Question

link

Given a value N, if we want to make change for N cents, and we have infinite supply of each of S = { S1, S2, .. , Sm} valued coins, how many ways can we make the change? The order of coins doesn’t matter.

For example, for N = 4 and S = {1,2,3}, there are four solutions: {1,1,1,1},{1,1,2},{2,2},{1,3}. So output should be 4. For N = 10 and S = {2, 5, 3, 6}, there are five solutions: {2,2,2,2,2}, {2,2,3,3}, {2,2,6}, {2,3,5} and {5,5}. So the output should be 5.

Analysis

I did this question before, it’s not a DFS search question, because question only asks the total number of ways.

So what method do we use? Remember the 4 types of DP?

  1. Input cannot sort

  2. Find minimum/maximum result

  3. Check the feasibility

  4. Count all possible solutions

So, this is a DP question!

Solution

The solutions in in two parts:

  1. Solutions that do not contain mth coin (or Sm).
  2. Solutions that contain at least one Sm.

Using m to denote the types of coin used, and n denote the total value, the equation is:

count( S, m, n ) = count( S, m - 1, n ) + count( S, m, n-S[m-1] )
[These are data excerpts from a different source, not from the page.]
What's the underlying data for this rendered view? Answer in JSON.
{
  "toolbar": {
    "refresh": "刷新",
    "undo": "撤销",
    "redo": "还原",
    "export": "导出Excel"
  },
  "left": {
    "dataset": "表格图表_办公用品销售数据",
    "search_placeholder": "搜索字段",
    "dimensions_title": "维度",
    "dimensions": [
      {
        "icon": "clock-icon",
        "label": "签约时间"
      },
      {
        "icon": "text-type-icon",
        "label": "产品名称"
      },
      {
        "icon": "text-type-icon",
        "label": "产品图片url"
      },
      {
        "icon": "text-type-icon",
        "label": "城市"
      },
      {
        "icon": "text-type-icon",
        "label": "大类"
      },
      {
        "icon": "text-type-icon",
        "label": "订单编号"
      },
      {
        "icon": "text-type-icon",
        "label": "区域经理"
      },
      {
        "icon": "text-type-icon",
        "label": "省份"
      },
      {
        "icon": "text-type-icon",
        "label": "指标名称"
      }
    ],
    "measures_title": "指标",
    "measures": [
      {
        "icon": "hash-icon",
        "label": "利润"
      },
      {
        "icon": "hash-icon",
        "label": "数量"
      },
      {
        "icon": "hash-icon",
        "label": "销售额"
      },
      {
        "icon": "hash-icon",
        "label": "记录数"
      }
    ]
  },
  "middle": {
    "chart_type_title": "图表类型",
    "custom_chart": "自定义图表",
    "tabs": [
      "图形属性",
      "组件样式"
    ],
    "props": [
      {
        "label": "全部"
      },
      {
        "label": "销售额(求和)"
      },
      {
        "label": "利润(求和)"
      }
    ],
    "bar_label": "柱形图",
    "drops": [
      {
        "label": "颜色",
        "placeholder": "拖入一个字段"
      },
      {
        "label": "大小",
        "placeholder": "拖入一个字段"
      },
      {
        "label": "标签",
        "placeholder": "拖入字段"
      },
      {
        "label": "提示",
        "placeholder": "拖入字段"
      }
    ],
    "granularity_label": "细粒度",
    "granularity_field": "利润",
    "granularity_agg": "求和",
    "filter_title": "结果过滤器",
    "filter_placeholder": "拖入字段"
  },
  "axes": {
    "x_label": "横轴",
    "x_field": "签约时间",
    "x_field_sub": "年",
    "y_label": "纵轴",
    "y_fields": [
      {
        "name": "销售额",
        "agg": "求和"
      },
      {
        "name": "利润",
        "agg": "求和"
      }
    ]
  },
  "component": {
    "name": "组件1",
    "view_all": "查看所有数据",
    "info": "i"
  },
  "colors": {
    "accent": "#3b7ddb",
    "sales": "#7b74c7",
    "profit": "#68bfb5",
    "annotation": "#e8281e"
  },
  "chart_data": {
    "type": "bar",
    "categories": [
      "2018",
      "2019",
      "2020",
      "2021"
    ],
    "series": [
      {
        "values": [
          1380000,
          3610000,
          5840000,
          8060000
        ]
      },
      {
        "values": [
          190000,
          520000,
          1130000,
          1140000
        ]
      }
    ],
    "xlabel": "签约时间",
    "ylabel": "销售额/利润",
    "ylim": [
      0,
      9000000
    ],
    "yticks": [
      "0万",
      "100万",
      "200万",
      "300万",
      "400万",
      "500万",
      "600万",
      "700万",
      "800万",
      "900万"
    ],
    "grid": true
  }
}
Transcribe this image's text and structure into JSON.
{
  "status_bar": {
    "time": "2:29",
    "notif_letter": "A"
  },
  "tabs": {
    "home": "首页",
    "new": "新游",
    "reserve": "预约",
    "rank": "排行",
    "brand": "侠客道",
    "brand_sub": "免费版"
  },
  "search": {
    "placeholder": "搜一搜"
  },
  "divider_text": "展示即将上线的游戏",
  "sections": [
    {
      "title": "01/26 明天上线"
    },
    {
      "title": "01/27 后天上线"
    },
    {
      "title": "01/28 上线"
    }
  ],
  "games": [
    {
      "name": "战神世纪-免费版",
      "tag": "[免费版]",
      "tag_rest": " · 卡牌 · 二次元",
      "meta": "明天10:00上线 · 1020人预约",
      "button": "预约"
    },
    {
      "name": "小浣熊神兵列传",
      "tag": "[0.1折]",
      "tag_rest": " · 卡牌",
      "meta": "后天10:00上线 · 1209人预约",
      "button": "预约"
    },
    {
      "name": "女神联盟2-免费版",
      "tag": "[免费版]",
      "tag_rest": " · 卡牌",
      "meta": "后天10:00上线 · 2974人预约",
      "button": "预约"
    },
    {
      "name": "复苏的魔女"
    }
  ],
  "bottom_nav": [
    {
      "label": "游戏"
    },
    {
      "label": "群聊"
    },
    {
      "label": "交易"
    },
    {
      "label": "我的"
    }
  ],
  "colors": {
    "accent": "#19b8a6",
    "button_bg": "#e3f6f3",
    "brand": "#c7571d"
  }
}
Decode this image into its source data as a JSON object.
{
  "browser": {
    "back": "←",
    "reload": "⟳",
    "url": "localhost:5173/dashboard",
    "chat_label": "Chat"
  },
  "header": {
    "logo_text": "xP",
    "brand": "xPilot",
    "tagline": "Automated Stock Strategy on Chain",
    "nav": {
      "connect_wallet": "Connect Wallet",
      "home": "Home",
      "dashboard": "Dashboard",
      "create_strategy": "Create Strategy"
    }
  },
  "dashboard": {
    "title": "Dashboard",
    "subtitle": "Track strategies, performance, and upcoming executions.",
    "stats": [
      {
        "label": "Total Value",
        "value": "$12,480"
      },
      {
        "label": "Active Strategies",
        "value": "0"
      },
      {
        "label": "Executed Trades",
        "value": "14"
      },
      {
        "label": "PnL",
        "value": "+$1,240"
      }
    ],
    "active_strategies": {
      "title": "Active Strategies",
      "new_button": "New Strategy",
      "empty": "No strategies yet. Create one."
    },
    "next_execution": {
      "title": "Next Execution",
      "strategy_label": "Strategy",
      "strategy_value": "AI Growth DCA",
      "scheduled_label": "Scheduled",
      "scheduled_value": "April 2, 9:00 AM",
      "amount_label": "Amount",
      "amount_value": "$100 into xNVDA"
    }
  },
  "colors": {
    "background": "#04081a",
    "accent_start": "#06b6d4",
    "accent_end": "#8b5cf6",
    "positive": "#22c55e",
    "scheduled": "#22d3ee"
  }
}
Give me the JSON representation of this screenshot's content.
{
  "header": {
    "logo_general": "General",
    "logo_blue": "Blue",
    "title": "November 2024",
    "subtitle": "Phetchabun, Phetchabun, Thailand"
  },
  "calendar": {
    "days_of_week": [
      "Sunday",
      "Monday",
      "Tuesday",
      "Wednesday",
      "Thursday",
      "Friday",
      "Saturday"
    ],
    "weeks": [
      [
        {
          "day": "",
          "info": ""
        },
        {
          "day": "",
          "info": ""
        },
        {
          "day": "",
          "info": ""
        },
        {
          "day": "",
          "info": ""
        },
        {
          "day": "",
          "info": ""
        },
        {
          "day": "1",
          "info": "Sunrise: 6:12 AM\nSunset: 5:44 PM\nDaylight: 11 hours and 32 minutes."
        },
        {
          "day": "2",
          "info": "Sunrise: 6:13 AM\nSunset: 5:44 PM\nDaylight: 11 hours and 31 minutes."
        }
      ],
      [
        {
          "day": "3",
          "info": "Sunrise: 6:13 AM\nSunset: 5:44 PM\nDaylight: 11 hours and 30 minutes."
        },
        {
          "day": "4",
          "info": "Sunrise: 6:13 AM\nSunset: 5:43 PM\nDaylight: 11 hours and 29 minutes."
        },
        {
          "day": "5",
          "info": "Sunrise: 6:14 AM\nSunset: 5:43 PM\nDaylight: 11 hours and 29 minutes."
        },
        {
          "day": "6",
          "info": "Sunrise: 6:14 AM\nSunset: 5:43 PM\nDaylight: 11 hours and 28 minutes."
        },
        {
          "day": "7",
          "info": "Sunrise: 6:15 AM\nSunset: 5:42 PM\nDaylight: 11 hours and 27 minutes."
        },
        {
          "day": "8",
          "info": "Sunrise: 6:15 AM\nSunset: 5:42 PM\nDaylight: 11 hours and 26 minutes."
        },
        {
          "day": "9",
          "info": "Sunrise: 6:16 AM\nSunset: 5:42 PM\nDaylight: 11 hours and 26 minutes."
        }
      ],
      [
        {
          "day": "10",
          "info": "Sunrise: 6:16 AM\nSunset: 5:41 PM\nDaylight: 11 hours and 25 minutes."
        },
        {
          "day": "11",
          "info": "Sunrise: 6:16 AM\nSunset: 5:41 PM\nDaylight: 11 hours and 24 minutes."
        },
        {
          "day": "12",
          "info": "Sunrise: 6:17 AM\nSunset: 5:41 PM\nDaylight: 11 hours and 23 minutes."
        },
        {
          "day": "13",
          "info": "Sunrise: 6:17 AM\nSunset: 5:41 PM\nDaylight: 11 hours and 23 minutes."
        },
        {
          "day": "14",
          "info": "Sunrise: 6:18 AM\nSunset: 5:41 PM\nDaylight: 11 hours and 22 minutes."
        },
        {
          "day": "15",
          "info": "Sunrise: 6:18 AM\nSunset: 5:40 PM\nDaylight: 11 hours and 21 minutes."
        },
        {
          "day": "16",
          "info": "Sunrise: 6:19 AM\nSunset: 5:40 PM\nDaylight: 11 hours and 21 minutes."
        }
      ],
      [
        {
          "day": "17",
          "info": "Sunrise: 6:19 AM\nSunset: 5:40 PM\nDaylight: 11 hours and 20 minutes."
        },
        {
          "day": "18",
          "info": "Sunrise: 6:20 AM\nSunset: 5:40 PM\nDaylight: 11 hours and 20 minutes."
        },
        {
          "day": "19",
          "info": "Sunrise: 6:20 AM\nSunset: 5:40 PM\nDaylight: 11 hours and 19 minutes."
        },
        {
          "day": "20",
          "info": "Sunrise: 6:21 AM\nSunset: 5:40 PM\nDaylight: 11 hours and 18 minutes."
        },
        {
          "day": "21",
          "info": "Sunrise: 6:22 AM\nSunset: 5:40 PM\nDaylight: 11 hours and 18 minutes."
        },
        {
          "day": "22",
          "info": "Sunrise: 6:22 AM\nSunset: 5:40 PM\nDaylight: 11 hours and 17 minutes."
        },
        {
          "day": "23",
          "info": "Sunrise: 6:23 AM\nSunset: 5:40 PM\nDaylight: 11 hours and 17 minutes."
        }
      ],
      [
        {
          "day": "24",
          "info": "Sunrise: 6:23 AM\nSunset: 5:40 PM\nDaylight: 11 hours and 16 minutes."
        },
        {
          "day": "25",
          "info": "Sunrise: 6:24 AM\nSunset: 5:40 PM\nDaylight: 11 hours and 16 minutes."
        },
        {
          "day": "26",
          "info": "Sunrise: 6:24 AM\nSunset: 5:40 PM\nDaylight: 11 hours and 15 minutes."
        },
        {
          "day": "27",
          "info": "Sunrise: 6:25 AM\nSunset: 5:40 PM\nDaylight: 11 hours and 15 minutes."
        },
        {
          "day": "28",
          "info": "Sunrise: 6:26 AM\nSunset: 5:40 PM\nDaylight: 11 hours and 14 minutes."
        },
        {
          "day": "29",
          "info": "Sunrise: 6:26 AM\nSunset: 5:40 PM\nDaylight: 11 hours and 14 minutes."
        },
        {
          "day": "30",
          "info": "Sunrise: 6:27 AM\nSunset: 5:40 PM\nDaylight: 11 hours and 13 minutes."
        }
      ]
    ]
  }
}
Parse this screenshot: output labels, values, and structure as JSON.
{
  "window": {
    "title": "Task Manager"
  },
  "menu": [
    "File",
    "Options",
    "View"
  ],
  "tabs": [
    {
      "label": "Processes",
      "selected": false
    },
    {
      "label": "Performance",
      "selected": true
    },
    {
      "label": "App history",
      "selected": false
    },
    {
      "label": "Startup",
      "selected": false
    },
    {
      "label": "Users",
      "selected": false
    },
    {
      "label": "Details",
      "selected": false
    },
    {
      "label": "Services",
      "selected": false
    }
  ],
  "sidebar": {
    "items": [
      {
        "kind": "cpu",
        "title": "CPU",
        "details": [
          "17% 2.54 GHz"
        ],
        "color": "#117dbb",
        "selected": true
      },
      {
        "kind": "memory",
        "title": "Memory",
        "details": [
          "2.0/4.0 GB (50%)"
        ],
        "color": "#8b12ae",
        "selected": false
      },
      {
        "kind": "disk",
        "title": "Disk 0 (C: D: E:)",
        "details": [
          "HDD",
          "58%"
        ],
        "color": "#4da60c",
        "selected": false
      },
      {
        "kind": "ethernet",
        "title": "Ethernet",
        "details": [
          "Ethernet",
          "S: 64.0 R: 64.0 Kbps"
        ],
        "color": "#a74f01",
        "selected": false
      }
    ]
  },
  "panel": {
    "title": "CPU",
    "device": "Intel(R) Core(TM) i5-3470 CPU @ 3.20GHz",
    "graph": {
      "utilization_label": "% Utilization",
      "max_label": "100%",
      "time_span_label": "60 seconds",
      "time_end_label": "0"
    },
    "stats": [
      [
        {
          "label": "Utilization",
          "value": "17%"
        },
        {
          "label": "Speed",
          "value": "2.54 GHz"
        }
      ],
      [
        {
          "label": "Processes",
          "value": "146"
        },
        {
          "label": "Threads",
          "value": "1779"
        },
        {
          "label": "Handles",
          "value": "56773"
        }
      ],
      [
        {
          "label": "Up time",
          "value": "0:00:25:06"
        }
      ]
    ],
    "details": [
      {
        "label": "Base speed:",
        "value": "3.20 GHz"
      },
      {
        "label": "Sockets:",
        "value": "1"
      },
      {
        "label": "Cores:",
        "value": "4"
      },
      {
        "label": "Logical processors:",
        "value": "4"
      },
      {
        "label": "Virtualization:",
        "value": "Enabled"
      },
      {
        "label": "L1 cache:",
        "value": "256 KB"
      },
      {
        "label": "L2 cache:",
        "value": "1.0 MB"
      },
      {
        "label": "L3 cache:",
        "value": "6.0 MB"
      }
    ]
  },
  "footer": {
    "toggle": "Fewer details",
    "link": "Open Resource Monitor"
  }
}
Solution one is using recursion. It’s not good because of a lot of repeated calculation. But the code is extremely easy to write: 

int count( int S[], int m, int n ) {
    // If n is 0 then there is 1 solution (do not include any coin)
    if (n == 0)
        return 1;
    // If n is less than 0 then no solution exists
    if (n < 0)
        return 0;
    // If there are no coins and n is greater than 0, then no solution exist
    if (m <=0 && n >= 1)
        return 0;
    // count is sum of solutions (i) including S[m-1] (ii) excluding S[m-1]
    return count( S, m - 1, n ) + count( S, m, n-S[m-1] );
}

Solution two is DP, it’s a little hard to write actually. Do it carefully.

Code

C++ code not written by me: 

int count( int S[], int m, int n ) {
    int i, j, x, y;

    // We need n+1 rows as the table is consturcted in bottom up manner using 
    // the base case 0 value case (n = 0)
    int table[n+1][m];

    // Fill the enteries for 0 value case (n = 0)
    for (i=0; i<m; i++)
        table[0][i] = 1;

    // Fill rest of the table enteries in bottom up manner  
    for (i = 1; i < n+1; i++)
    {
        for (j = 0; j < m; j++)
        {
            // Count of solutions including S[j]
            x = (i-S[j] >= 0)? table[i - S[j]][j]: 0;

            // Count of solutions excluding S[j]
            y = (j >= 1)? table[i][j-1]: 0;

            // total count
            table[i][j] = x + y;
        }
    }
    return table[n][m-1];
}